NABİ AVCI’NIN PEK SEVDİĞİ SOSYAL MEDYA MECRALARI
Özellikle de, küresel kültür saldırısının en önemli ve en etkili silahı olarak kullanılan sosyal medya konusunda, tüm dünyada büyük bir tereddüt ve uyanış olmaktadır. Hemen her gün, bir başka ülkenin sosyal medya konusundaki kısıtlamaları haberini okumaktayız. Böyle bir zamanda, Türkiye devleti de bir devlet olarak, sanki yeni bir cephe açılmışçasına, elindeki tüm silahları ve araçları kullanmak zorundadır. Bizlere “demokrasi” ve “insan hakları” olarak dayatılan konuların, doğrudan emperyalist hegemonya araçları olduğunun bilinci ile, kültür ve sanatımız savunmak ve kendi temellerimiz üzerinde geliştirmek zorundayız. Bu bilinçle, devletin gücünün, başka ülkelerin de uyguladığı metodları inceleyip, milli kültürün korunmasında kullanılması, hem çok acil hem de çok önemli bir konu haline gelmiştir.
SONUÇ: KÜLTÜR VE SANATTAKİ YAPAY BÖLÜNMEYE SON!

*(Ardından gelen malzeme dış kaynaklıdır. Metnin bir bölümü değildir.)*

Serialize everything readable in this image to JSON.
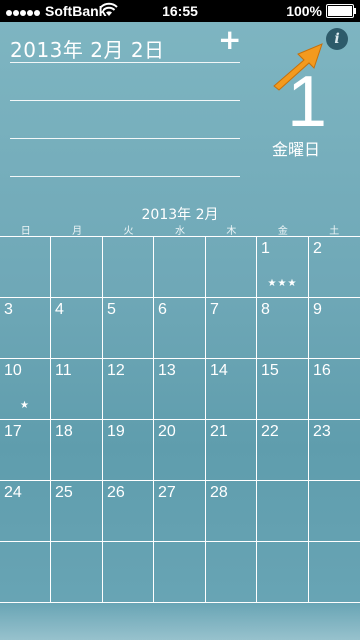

Türkiye Cumhuriyetinin ikinci yüzyılına girdiğimiz bu senede, Türk devletinin tüm gücü ve imkanları ile kültür-sanat alanındaki yabancılaşma ve küreselleşmeye direnmesi zorunluluğu açıktır. Bunun nasıl olması gerektiği, bu konuda önemli adımlar atan diğer ülkelere bakarak öğrenilebilir. İki bin senelik milli kültür ve geleneği bulunan, tarih yazarak genel dünya medeniyetine katkıda bulunabilen bir avuç milletten biri olan Türk milletinin, bu küresel mücadeleden galip çıkmaması için hiçbir sebep bulunmamaktadır. 85 milyonluk bir nüfusa, her köyünden bir âşık çıkaran yeteneklere, Orta Asya’dan Anadolu’ya uzanan bir kültür yelpazesine ve sanat çeşitliliğine sahip Türkiye’nin, yeni yüzyılına çok daha kararlı ve kültürel konularda fikri netleşmiş olarak girmesi çok mümkündür. Bunun icin de, iki bin senelik Türk kültürel organizasyonunun, Turizm bakanlığının bir yan kuruluşu olmak yerine, kendi başına bir bakanlık olarak oluşturulması ve gerçekten de Türk kültürünün korunması ve daha ileriye taşınmasına ait bir merkez olması gerekir. Bu sağlandığı taktirde, Cemil Meriç’in bahsettiği ve hemen her ülke için doğru olan, “ilgisiz ve en kalabalık orta nüfus” da bu temelde harekete geçirilecek ve Cumhuriyet'in ikinci yüzyılı, kültür ve sanat bakımından Türkiye’nin şanına uygun bir küresel varlığın yaratılmasına aracı olacaktır.